Vortex, considering personality and recent unwanted and resented changes in her life, is there any possibility she could be having organic mental issues? Would it be worth speaking to her doctor and having it checked out, just to cover your bases? I don't mean to speak out of turn, but when I dealt on a regular basis with a difficult relative, I did miss signs of an actual illness because I attributed behavior to general crankiness when it was something more serious.
I wouldn't be surprised. I have tried to get her to see a medical/mental health professional, but the closest she has come is saying that she was going to check herself into a hospital in New Mexico for a month. And that wasn't because she really needed that level of care she wanted to scare my brother and I into doing what she wanted.
And even if we could get her to see someone, I suspect that the second she heard something that she didn't want to hear, she would simply dismiss it and say "we both have Ph.D.s, we just disagree". Not that I don't keep trying.
Not that I don't keep trying.
This is important. Still, I wish your mom wasn't falling apart all over you.
Dear sweet heavens, a 37 yo guy on OKC just messaged me who in his profile admits that he borrowed "Eclipse" from his niece and it "turned out pretty good." As Tom said last night when I read him something from someone else's profile (creepy free-form "poem"), "Kill it with fire."
Announcement: I have now, twice in a row, opened a can of tuna instead of cat food.
Result: tuna salad for lunch
Analysis: need to store them in separate cabinets
Even my cat's tuna goes in the cat food cupboard and not the Cass food cupboard. Because of exactly that, smonster.
Announcement: I have now, twice in a row, opened a can of tuna instead of cat food
Better than the other way around.
Vortex, I'm sorry that things with your mother continue to be so difficult.
sj makes a very valid point.
Dallas report -- fed her canned food which she nommed eagerly and asked for more. Suhweet.
smonster! I thought of you this morning because we were at the park and an apparently unaccompanied four-year-old came up and asked to walk Darby.
I initially demurred on the grounds that Darby was probably happier wandering around off the leash right now. She was not buying it because, as she explained, "when I was a dog I was on the leash Every Day."

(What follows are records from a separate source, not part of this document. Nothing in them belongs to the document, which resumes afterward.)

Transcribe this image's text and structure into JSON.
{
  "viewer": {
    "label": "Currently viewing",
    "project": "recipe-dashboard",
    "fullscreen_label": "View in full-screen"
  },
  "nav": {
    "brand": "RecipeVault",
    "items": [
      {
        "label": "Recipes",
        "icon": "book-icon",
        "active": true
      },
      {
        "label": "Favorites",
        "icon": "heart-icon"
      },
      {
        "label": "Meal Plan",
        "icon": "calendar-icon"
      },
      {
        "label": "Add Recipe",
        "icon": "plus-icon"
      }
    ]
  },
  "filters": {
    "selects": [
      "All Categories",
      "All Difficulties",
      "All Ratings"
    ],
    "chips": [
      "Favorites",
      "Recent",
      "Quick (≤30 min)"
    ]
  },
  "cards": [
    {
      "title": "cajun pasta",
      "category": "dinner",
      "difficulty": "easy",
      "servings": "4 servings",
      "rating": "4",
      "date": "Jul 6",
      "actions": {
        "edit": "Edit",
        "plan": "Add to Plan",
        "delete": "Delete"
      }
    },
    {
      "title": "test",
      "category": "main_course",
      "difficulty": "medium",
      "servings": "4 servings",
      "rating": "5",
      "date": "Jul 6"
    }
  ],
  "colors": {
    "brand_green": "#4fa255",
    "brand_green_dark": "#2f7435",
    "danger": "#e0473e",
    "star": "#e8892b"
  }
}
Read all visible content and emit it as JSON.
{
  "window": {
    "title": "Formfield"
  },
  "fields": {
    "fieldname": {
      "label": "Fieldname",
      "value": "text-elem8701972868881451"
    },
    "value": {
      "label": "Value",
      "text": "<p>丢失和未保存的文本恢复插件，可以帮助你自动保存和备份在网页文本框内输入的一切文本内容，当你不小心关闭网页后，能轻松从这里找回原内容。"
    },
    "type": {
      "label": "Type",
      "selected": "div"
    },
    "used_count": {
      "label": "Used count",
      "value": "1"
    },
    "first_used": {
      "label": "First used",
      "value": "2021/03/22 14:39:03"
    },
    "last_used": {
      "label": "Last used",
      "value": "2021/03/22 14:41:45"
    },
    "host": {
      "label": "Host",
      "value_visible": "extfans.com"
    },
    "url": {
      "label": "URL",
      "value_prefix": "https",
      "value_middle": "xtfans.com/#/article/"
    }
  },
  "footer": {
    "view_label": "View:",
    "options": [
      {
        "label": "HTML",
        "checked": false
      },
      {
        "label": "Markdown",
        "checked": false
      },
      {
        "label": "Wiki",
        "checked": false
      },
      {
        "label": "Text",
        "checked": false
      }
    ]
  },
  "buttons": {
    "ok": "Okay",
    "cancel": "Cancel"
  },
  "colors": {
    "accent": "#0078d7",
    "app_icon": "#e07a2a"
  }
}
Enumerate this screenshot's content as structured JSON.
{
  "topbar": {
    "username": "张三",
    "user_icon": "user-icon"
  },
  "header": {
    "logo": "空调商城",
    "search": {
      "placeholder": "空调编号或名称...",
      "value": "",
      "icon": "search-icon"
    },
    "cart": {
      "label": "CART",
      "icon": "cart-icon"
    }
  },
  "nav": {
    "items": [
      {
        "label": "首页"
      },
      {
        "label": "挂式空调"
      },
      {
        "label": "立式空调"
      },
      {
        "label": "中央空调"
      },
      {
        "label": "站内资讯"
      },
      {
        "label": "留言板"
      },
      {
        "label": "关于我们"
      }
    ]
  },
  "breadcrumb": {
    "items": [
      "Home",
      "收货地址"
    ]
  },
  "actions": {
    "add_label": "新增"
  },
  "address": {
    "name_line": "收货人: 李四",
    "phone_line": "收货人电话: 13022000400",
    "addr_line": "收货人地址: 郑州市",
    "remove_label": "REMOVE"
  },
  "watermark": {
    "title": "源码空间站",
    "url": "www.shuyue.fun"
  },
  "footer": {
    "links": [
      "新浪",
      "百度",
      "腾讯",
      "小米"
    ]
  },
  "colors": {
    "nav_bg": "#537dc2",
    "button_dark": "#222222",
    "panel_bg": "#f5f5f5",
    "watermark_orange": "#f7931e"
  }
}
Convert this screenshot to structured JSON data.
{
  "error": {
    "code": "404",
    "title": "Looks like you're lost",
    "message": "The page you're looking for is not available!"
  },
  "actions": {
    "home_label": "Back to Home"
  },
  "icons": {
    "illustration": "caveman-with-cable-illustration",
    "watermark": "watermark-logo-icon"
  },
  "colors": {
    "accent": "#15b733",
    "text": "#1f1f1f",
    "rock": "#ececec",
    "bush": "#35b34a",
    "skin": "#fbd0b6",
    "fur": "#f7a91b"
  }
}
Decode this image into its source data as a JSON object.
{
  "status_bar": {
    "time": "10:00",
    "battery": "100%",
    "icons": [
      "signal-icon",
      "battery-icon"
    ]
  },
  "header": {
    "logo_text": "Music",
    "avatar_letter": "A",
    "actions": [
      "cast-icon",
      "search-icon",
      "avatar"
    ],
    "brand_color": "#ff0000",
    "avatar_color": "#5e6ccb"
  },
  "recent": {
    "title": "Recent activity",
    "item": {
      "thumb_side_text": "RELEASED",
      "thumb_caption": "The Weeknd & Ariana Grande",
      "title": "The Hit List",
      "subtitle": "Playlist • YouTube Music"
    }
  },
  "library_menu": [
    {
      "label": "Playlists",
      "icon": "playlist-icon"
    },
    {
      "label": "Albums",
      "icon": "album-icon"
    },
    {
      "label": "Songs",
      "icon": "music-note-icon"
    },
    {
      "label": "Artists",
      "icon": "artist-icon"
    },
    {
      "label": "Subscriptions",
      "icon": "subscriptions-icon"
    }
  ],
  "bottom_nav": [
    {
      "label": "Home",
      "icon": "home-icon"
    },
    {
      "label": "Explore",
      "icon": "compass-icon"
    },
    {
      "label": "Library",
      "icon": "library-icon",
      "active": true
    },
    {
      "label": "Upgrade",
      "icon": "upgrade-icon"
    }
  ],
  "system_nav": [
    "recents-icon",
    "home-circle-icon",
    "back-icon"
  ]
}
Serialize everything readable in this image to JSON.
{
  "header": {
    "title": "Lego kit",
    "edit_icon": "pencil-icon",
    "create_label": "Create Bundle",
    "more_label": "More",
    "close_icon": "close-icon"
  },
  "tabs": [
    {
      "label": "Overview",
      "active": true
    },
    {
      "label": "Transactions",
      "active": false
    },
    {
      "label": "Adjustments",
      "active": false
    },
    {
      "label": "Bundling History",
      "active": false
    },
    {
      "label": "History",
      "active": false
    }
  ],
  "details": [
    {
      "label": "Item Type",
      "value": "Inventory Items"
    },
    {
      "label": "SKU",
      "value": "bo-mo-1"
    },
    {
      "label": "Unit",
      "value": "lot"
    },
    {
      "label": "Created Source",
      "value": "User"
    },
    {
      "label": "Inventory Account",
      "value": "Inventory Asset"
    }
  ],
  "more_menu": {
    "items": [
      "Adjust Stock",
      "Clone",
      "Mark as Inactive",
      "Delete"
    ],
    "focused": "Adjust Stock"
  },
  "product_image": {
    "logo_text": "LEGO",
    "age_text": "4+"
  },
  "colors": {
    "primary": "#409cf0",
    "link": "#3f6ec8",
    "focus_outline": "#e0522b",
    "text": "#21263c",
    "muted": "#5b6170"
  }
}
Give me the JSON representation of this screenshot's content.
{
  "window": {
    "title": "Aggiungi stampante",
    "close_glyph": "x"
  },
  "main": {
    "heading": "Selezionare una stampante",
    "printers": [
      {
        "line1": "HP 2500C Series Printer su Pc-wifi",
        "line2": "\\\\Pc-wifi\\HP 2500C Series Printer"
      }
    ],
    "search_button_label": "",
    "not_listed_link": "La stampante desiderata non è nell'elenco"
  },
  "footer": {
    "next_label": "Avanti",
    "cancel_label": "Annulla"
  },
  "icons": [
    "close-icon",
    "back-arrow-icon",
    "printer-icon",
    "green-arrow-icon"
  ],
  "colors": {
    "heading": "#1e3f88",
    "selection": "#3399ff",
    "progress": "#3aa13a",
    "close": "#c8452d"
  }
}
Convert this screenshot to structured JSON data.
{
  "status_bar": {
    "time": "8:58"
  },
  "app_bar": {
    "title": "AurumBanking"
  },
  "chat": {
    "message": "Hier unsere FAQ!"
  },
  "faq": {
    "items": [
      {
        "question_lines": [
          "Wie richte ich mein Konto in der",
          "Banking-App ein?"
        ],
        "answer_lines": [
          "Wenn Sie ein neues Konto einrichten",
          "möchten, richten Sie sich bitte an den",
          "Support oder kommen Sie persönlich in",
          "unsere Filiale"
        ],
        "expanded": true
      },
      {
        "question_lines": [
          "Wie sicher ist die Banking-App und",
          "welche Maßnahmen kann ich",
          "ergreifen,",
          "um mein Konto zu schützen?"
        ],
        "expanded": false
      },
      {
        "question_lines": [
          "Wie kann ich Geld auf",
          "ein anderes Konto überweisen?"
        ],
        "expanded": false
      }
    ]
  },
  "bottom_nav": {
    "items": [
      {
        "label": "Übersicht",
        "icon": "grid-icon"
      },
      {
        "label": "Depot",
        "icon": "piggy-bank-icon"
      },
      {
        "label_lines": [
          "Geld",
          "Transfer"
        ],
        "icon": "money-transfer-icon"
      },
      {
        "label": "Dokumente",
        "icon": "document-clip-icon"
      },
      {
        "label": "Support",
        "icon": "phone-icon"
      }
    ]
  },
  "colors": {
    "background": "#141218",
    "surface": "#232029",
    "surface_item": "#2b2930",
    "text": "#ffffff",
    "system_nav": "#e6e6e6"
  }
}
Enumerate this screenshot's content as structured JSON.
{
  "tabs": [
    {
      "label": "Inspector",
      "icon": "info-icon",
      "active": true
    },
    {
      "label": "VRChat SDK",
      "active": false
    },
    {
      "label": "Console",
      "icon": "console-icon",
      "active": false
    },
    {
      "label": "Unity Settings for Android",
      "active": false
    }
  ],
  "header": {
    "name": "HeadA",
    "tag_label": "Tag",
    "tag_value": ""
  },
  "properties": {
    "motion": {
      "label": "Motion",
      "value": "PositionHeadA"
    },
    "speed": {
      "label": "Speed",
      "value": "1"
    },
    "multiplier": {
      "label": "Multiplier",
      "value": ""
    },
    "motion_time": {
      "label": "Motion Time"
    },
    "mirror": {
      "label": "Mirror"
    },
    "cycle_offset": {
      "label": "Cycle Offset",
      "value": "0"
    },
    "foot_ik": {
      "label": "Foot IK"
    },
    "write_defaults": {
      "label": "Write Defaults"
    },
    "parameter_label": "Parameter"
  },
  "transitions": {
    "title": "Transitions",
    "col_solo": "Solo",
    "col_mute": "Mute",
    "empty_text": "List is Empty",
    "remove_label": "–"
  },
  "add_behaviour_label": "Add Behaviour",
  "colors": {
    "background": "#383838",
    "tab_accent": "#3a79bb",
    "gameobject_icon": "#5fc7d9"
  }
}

(She did turn out to have an uncle at the other end of the park who was paying no attention to her at all.)
Yay Dallas!
I heard, second hand, that my grandparents were very racist (especially on my mom's side). My folks told them they could believe what they wanted, but if they spouted off about it around my sister or me, they'd never see us again. So I didn't have to deal. I have no idea what the grandparents thought of GLTBQ issues.
For their time and place, my folks were pretty cool. They calcified a bit with age and got a bit more religious than I was comfortable with, but that's not unusual.